Le principal risque pour la flore est celui d'invasion due au réchauffement du climat . En effet, auparavant, elle était soumise à des invasions de plantes importées volontairement ou non par les hommes travaillant sur les bases scientifiques, mais la rigueur du climat empêchait toute diffusion. Par exemple une plante ou un insecte ne pouvait pas survivre hors de la serre servant à fournir la nourriture fraîche de la base. On constate depuis plusieurs années une progression constante en milieu sauvage des espèces échappées. Ce sont le plus souvent des espèces très communes et très résistantes de nos régions qui trouvent un milieu favorable à leur épanouissement. Dotées d'un métabolisme plus actif que les espèces locales, elles ont tendance à les remplacer. Par exemple, aux Kerguelen où la température moyenne a augmenté de 1,3°C en 50 ans, la mouche bleue de nos régions, Calliphora vicina , a commencé à coloniser l'île principale à partir de la base dans les années 1980, exerçant une pression toujours plus forte sur l'espèce locale qui n'a pas d'ailes (cf. ci-dessus). Ainsi, dans des milieux déjà très dégradés par l'homme parce qu'il y a introduit et une faune (chat, rat, mouton, vache, lapin) et une flore étrangères (par exemple le pissenlit), la suppression d'un élément peut avoir un effet aggravant sur le milieu, comme par exemple la suppression du lapin lorsque celui mange les pissenlits.

Un autre exemple est fourni par l'introduction des vaches sur les îles Saint-Paul et Amsterdam pour fournir des vivres frais aux navires de passage. Sur ces îles existaient, lors de leur découverte, une végétation arbustive très dense jusqu'à 250 m d'altitude, constituée essentiellement de Phylica arborea (arbuste endémique de 3 à 4 m de haut). Cette végétation a quasiment entièrement disparu en raison du surpâturage, des incendies et des navires qui s'arrêtaient faire du bois. Elle est aujourd'hui entièrement protégée grâce aux clôtures et à un programme de replantation.

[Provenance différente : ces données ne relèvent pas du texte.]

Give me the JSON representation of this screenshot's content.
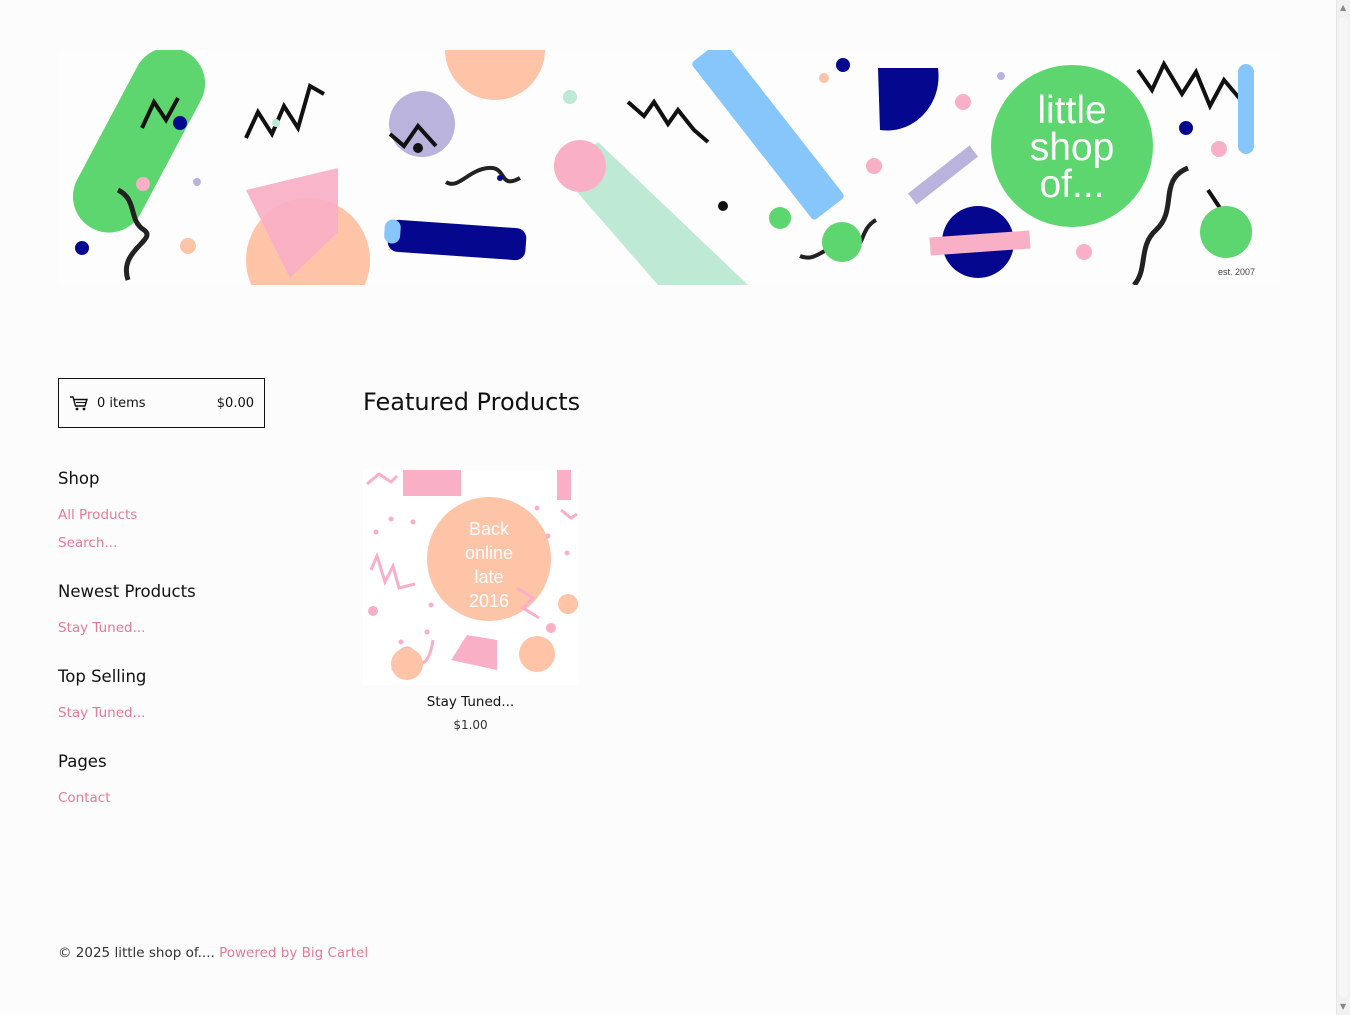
{
  "banner": {
    "logo_line1": "little",
    "logo_line2": "shop",
    "logo_line3": "of...",
    "est": "est. 2007"
  },
  "cart": {
    "icon": "cart-icon",
    "count_label": "0 items",
    "total": "$0.00"
  },
  "sidebar": {
    "shop": {
      "heading": "Shop",
      "links": [
        "All Products",
        "Search..."
      ]
    },
    "newest": {
      "heading": "Newest Products",
      "links": [
        "Stay Tuned..."
      ]
    },
    "top_selling": {
      "heading": "Top Selling",
      "links": [
        "Stay Tuned..."
      ]
    },
    "pages": {
      "heading": "Pages",
      "links": [
        "Contact"
      ]
    }
  },
  "main": {
    "title": "Featured Products",
    "products": [
      {
        "name": "Stay Tuned...",
        "price": "$1.00",
        "image_text": [
          "Back",
          "online",
          "late",
          "2016"
        ]
      }
    ]
  },
  "footer": {
    "copyright": "© 2025 little shop of....",
    "powered": "Powered by Big Cartel"
  },
  "colors": {
    "link": "#e57a95",
    "green": "#5ed66f",
    "navy": "#06078f",
    "peach": "#fec4a8",
    "pink": "#f9afc6",
    "lavender": "#b9b3dd",
    "sky": "#86c6fb",
    "mint": "#bde9d5"
  }
}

La meilleure solution reste donc l'augmentation des précautions pour éviter les invasions, notamment par les touristes (pédiluves, vêtements spéciaux) et une connaissance précise des milieux pour tenter leur restauration .

* 17 Le krill est une crevette pélagique qui joue un rôle central dans l'ensemble de la chaîne alimentaire de l'océan austral. Durant l'hiver, il vit sous la banquise qui lui fournit une protection.